The wife and fished from 7am till just after 11am. We got a few nice spot that got used for bait. No runs on my rods but there was one good run with no hookup. Kim caught a real nice puffer. Everything was caught on bloodworms, soaked fresh peeler, cut spot and squid but worms were what they wanted today. I saw 1 flounder that was 18 3/4 just shy of keeper, lots of dinks. Was told about a poched 38'' striper caught from the beach before the peir opened. All and all it was a good first pier fishing trip for my honey, she said she will come again so thats good for me. Scott and Kim


----------



## saltwaterrunner

*Buckroe Beach Report*

Thanks for the info. Glad you enjoyed your trip. More than one illegal in the last two weeks. Mainly in front of the rocks south of the pier. That area is now a no trespass zone,


----------



## Digger

Actually the Striper is in season, just check the VA reg's. http://www.mrc.state.va.us/regulations/swrecfishingrules.shtm

It was slow after you left, I caught a cow nosed ray and left at 3:00PM.

It was good to get out and see some old friends.


----------



## saltwaterrunner

*buckroe Pier Report*

Roger digger. These illegals were under the slot as voiced by several individuals on the pier saturday.


----------



## ro-h2o

Good call Digger. I was going by the the few that made a big deal out of the fact that he hauled >ss after he caught it and was ducking the law. I looked at the laws before we went out and I missed the new regs. My question is now if you have a fish over 32'' can you still keep 2 other fish in the slot or do you have to stop fishing? My bad on the '' poching '' fish.
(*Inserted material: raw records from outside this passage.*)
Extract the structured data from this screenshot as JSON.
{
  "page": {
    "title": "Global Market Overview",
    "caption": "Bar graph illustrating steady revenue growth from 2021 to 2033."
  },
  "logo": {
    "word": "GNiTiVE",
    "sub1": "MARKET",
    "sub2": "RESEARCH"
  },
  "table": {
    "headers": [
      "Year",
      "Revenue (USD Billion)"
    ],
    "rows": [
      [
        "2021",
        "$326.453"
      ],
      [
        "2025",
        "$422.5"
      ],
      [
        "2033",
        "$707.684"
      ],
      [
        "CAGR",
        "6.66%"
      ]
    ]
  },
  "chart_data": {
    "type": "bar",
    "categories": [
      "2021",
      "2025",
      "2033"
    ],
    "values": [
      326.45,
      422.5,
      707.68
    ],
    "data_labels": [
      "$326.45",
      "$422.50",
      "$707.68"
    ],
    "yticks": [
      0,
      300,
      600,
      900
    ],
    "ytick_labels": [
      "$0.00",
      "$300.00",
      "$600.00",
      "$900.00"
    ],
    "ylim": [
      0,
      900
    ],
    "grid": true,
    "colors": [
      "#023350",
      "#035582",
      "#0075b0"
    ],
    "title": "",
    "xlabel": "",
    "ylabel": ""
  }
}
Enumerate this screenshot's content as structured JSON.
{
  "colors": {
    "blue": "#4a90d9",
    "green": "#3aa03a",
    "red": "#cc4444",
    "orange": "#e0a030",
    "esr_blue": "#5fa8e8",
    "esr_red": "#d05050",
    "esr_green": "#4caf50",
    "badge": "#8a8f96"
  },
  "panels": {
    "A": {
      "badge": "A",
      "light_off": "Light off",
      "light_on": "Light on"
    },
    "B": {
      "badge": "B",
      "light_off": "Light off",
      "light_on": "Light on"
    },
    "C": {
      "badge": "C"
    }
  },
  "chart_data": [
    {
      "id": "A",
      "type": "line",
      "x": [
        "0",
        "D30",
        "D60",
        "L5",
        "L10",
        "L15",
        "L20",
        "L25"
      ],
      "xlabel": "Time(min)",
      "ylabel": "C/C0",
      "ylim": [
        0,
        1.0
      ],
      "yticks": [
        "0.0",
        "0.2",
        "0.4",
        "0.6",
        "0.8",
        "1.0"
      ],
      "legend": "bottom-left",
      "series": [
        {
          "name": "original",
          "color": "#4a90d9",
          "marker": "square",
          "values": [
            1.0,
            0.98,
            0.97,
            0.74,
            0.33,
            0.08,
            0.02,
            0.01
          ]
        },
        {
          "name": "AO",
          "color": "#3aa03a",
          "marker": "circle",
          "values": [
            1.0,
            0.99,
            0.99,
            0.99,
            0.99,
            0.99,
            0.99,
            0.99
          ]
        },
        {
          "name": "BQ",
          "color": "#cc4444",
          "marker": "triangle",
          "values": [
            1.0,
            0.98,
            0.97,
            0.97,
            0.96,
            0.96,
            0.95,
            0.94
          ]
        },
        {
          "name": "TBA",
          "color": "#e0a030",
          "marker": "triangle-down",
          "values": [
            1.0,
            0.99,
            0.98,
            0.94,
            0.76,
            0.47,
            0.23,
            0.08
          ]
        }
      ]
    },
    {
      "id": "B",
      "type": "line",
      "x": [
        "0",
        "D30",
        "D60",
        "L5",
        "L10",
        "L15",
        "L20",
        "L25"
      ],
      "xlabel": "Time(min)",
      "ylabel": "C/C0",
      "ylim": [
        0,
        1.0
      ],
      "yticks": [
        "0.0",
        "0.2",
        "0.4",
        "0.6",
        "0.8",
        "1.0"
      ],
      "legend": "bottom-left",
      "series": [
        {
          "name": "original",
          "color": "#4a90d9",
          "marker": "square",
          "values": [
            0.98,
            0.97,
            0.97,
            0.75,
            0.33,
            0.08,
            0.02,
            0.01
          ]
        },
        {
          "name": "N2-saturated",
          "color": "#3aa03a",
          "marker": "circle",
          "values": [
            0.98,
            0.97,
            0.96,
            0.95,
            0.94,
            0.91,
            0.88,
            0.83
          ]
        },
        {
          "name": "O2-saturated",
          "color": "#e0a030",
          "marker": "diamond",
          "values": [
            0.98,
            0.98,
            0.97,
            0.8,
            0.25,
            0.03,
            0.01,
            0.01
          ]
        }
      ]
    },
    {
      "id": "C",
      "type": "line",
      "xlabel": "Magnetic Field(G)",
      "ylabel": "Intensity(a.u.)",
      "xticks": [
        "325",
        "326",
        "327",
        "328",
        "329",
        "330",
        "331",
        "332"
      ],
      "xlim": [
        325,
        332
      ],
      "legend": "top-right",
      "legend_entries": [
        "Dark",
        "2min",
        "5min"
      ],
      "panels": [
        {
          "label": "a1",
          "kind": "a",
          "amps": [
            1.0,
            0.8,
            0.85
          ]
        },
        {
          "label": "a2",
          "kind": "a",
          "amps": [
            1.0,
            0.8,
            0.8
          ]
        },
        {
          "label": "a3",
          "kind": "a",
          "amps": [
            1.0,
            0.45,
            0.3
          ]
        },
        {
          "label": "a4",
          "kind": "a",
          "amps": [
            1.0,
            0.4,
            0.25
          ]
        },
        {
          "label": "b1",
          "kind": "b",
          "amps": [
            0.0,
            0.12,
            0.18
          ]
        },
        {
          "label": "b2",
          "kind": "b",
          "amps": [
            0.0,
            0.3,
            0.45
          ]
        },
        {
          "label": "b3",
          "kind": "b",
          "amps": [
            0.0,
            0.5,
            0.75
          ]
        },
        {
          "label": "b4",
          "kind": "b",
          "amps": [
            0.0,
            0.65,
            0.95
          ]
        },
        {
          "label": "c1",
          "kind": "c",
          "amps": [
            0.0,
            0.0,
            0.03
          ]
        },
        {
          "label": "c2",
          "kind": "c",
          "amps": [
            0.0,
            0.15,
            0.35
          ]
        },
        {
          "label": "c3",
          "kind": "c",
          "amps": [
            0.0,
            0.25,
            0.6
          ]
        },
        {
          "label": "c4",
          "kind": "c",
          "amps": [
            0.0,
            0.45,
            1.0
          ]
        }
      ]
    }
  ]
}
I need to look closer before saying things I am wrong about. Scott


----------



## vbfdsooty

Chesapeake Bay Spring Season .................................................May 16 through June 15
........................................Minimum Size Limit.............................................. 18 inches
........................................Maximum Size Limit * .......................................... 28 inches
........................................Possession Limit ...................................................2 per person

* 1 fish of the 2 fish possession limit may be larger than 32 inches ( catch report required if striped bass 32" or greater is kept ); No possession of 32" or greater striped bass in the Spawning Reaches May 1 through June 15. 

*You can only have 2 fish, one of which can be over 32" and must be reported.*


----------



## Out Sick

Basically you want one 27.75" and a monster. You get two fish only, but one can be over 32". 

Ben


----------